En fin de compte, elle avait décidé de ne pas le dire à David.

Elle détestait mentir, mais elle ne savait pas quoi faire d’autre.

Après la nuit dernière, il serait trop inquiet ; il insisterait pour qu’elle annule.

Ou pour l’accompagner avec son stupide pistolet.

Elle détestait le fait de savoir à présent qu’il le transportait partout avec lui. Logiquement, elle ne pouvait pas l’en blâmer – il ne bénéficiait même pas des défenses rudimentaires qu’elle-même avait –, mais elle l’avait vu plusieurs fois la nuit dernière tendre la main vers son étui caché quand quelqu’un frappait à la porte. Ce qui, puisque c’était l’Halloween, arrivait toutes les quelques minutes. Il valait tout simplement mieux qu’elle ne lui apprenne pas où elle allait. Ils étaient tous les deux trop remontés.

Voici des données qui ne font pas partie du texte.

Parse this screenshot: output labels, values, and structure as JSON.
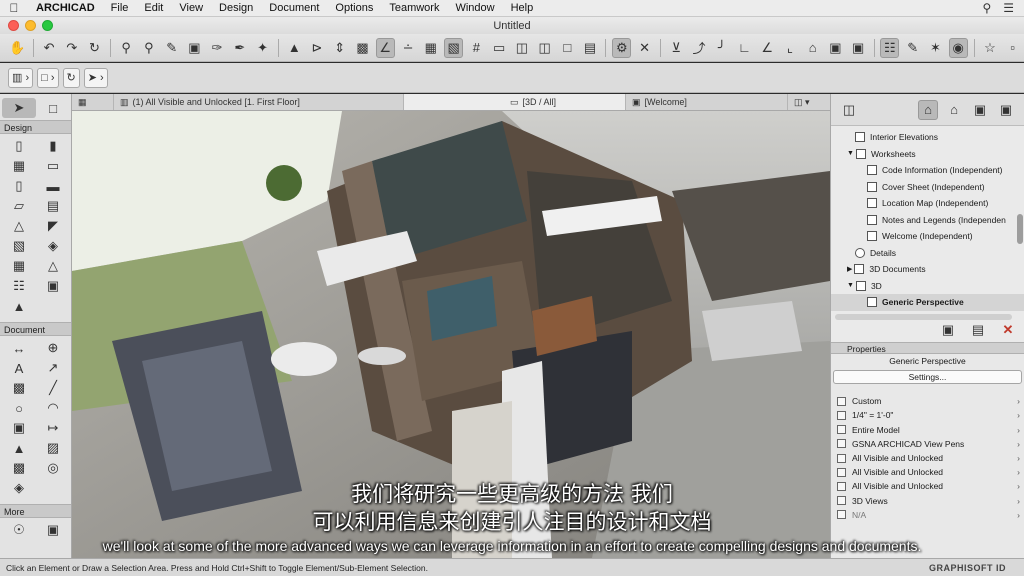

Elle n’avait pas trouvé un bon prétexte pour Chelsea, alors elle ne lui dirait rien du tout. Avec de la chance, David ne s’apercevrait pas de son absence et Chelsea ne serait pas consultée. Elle partirait tôt du festival, si c’était nécessaire. Et pas seulement pour être de retour avant que David quitte son travail ; elle voulait être nulle part sauf en sécurité dans sa maison à la tombée de la nuit.

La circulation était fluide sur l’autoroute vers Orick, mais Laurel garda quand même un œil prudent sur les côtés de la route par son rétroviseur, observant les signes qui pourraient révéler qu’elle était suivie. Elle s’engagea dans la seule station-service d’Orick, et après avoir examiné le stationnement, elle courut à l’intérieur et se hâta vers les toilettes. Elle ouvrit son sac à dos et en sortit sa robe. Elle ne l’avait pas portée, sauf pour l’essayer ; maintenant, alors qu’elle faisait glisser l’étoffe froufroutante par-dessus sa tête et l’ajustait sur sa mince silhouette, elle fut parcourue d’un frisson d’excitation. Ses derniers pétales étaient tombés pendant la nuit et son dos était lisse et ivoire avec une minuscule cicatrice longitudinale au milieu, exactement comme l’année précédente. Après avoir jeté un coup d’œil à l’extérieur des toilettes pour s’assurer que le commerce était encore presque vide, Laurel fila à toute allure vers sa voiture, ses jupes bruissant autour de ses chevilles et de ses pieds chaussés de tongs. De là, il ne restait que quelques minutes avant le début de la longue allée menant à la maisonnette. Elle gara sa voiture derrière un gros sapin, la cachant hors de vue de la route.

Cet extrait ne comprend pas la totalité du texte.